Earlier today outside the federal courthouse downtown, the group End Streamline Coalition—which Garcia is a member of—put together a theater skit, with the help of Borderlands Theater, depicting what goes on within Operation Streamline: who benefits and who loses.
The proceedings began in Del Rio, Texas on Dec. 16, 2005, and it made its way to Tucson three years later.
In Tucson, up to 70 migrants apprehended on this side of the border appear in court and, according to immigration rights groups, many if not most plead guilty to illegal entry or re-entry after deportation—both federal crimes—during a mass hearing with limited legal representation, without understanding the consequences of the "guilty" plea. Appearances last no more than two hours, defendants are shackled at their wrists, waits and ankles, and are sentenced to everything between 30 and 180 days in prison. After being released, migrants are deported with a longstanding criminal record, and "severely damaged chances of ever being able to return to the United States with valid immigration status," according to the End Streamline Coalition.

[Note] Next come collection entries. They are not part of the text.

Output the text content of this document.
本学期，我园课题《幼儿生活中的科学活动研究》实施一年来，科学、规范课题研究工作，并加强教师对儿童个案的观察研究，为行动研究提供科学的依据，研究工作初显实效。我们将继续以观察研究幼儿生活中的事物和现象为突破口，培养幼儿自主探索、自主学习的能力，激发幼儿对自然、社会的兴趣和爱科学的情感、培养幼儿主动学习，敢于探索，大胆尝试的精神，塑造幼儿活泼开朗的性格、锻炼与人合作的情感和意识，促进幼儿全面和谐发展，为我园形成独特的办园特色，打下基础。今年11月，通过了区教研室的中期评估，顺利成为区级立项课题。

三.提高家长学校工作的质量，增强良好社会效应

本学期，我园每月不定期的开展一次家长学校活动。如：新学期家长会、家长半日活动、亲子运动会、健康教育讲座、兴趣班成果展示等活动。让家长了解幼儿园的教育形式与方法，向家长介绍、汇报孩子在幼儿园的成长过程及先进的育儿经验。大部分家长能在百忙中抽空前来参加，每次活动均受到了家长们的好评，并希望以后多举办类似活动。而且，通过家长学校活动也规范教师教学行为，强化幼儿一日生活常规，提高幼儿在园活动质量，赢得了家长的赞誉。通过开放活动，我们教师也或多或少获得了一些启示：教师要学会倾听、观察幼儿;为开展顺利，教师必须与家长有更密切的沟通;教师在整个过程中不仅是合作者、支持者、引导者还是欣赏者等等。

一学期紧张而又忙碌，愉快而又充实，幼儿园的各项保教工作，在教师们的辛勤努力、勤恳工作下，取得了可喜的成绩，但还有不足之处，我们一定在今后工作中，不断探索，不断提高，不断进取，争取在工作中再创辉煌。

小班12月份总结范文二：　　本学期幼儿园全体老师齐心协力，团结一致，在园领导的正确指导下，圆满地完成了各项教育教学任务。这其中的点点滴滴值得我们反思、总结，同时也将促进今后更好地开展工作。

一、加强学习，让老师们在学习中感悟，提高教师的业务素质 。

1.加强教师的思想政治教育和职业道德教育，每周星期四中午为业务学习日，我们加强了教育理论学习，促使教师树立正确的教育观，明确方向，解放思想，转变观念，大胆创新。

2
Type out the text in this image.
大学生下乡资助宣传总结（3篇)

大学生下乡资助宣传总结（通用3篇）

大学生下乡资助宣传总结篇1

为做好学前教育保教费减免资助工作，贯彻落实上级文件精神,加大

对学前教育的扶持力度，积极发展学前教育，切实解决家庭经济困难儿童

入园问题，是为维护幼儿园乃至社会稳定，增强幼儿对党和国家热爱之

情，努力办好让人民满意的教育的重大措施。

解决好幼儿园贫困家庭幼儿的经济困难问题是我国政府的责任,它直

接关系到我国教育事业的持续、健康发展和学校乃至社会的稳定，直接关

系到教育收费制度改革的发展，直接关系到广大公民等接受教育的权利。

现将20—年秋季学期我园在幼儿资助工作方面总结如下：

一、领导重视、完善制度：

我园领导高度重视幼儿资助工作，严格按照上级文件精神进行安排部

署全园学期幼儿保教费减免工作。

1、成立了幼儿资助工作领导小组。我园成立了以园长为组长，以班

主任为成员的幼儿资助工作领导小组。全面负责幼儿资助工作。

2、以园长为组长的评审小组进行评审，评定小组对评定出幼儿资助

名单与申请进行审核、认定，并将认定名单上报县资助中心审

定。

(Clarification added after publication: Migrants technically have the option of pleading "not guilty," just like in any other criminal proceedings. But many, if not most, of them plead "guilty," because that is what their legal counsel advises them to do. Defense attorneys spend at the most 30 minutes with a defendant. As of Thursday, Dec. 17 at 10:35 a.m., the wording on this post has been updated to clarify concerns that migrants are not given the option to plead "not guilty.")
The organization says that thanks to Operation Streamline, about half of the people prosecuted in federal court nationwide this year, as well as last year, were there for crossing the border.

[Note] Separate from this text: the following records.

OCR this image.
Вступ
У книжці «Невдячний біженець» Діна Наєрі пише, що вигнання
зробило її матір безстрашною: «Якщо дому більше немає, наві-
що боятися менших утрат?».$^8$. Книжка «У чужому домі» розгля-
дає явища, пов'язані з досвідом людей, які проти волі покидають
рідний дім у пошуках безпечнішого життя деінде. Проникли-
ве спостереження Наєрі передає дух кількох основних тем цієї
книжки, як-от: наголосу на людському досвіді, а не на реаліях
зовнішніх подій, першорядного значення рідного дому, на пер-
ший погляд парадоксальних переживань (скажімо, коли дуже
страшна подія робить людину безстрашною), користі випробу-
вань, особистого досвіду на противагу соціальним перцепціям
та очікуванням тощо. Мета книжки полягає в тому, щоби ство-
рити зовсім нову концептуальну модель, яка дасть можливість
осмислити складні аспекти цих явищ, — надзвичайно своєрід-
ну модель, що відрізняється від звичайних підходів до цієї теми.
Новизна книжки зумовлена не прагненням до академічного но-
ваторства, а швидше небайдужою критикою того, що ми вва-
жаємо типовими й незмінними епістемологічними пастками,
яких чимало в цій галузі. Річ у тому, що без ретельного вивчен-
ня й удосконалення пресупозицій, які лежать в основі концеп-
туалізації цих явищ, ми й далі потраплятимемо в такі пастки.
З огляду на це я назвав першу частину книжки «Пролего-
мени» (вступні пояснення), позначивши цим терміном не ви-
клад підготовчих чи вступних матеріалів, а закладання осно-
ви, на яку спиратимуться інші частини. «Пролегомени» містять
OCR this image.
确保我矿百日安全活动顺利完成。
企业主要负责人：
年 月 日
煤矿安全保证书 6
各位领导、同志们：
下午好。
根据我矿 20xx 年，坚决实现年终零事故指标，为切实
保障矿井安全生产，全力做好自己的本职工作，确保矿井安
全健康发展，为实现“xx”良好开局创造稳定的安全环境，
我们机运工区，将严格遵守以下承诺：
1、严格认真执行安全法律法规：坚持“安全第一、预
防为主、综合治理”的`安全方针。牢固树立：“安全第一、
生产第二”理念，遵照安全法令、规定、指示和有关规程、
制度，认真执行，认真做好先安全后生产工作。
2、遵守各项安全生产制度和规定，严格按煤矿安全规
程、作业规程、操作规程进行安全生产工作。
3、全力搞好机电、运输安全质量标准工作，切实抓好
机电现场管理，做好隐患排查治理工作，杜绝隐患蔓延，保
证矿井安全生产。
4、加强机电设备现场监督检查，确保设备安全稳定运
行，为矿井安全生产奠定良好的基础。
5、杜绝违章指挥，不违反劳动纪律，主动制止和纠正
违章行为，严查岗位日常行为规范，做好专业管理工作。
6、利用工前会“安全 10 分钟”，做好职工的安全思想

Between 2006 and 2011, the U.S. has reportedly spent more than $5 billion incarcerating undocumented immigrants, and the two prison companies that have financially benefited the most are Corrections Corporation of American and the GEO Group, Inc., which have solid partnerships with federal agencies like Immigration and Customs Enforcement, according to immigration rights activists.

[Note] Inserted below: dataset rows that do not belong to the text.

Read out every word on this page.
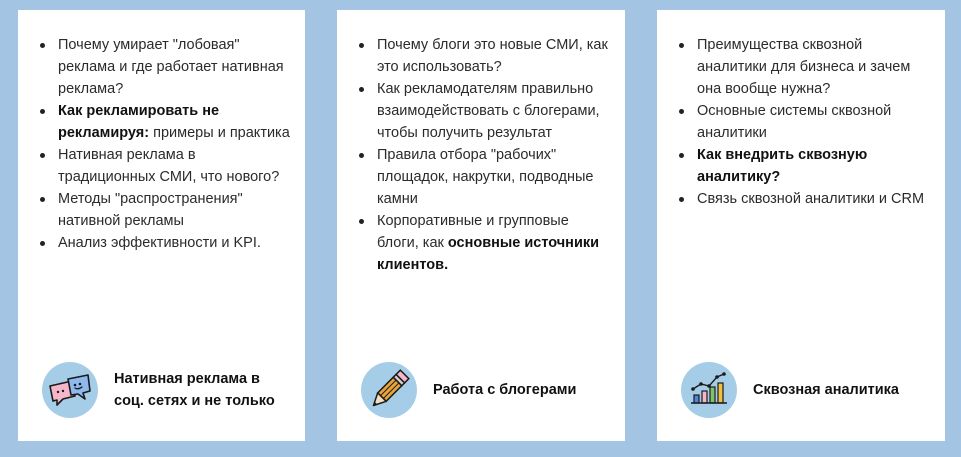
Почему умирает "лобовая" реклама и где работает нативная реклама?
Как рекламировать не рекламируя: примеры и практика
Нативная реклама в традиционных СМИ, что нового?
Методы "распространения" нативной рекламы
Анализ эффективности и KPI.
Нативная реклама в соц. сетях и не только
Почему блоги это новые СМИ, как это использовать?
Как рекламодателям правильно взаимодействовать с блогерами, чтобы получить результат
Правила отбора "рабочих" площадок, накрутки, подводные камни
Корпоративные и групповые блоги, как основные источники клиентов.
Работа с блогерами
Преимущества сквозной аналитики для бизнеса и зачем она вообще нужна?
Основные системы сквозной аналитики
Как внедрить сквозную аналитику?
Связь сквозной аналитики и CRM
Сквозная аналитика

A 2014 article by The Washington Post says Operation Streamline supporters find the proceedings "efficient and humane."
Since the defendants are generally accused of reentering the United States after being deported at least once — a potential felony — the plea deals in the Streamline court get them reduced charges and less jail time than they otherwise might receive.Many politicians like U.S. Sen. John McCain support Operation Streamline, because they feel it is a tool to deter immigrants from coming to the U.S. However, several reports, including one by the UA's Department of Latin American Studies, points out that these proceedings may have no impact in the mass migration coming from regions, such as Mexico and Central America..."Because Operation Streamline never understood the desperation of poverty, and that people will risk everything for their families and for their children to be together," Southside Presbyterian Church's John Fife told the crowd outside the courthouse. "[Operation Streamline] is a violation of human rights and basic concepts of justice in this country. It is a colossal waste of tax payer money and it does not work."
“The system is working well and the system is fair,” Judge Bernardo Velasco, who presides over Streamline cases here, said in an interview. “When you enter illegally you’re a criminal. You may not be a big criminal, but you’re a criminal. You can say ‘these poor people’ and all this other stuff, but they’re still criminals.”
Matthew Lowen, associate program director of the prison reform group American Friends Service Committee, was also disturbed by the obscene amounts of money being made at the expense of locking up tens of thousands of migrants a year. "Meanwhile, business from private prisons is blooming," he said. "These companies are making bank...10 years too many, 10 years of family separation, 10 years of injustice, 10 years of profiting off incarceration...End Operation Streamline and immigration criminal prosecutions. Shut it down."
Operation Streamline happens Monday through Friday at 1:30 p.m. Advocacy groups are trying to encourage people to witness it themselves.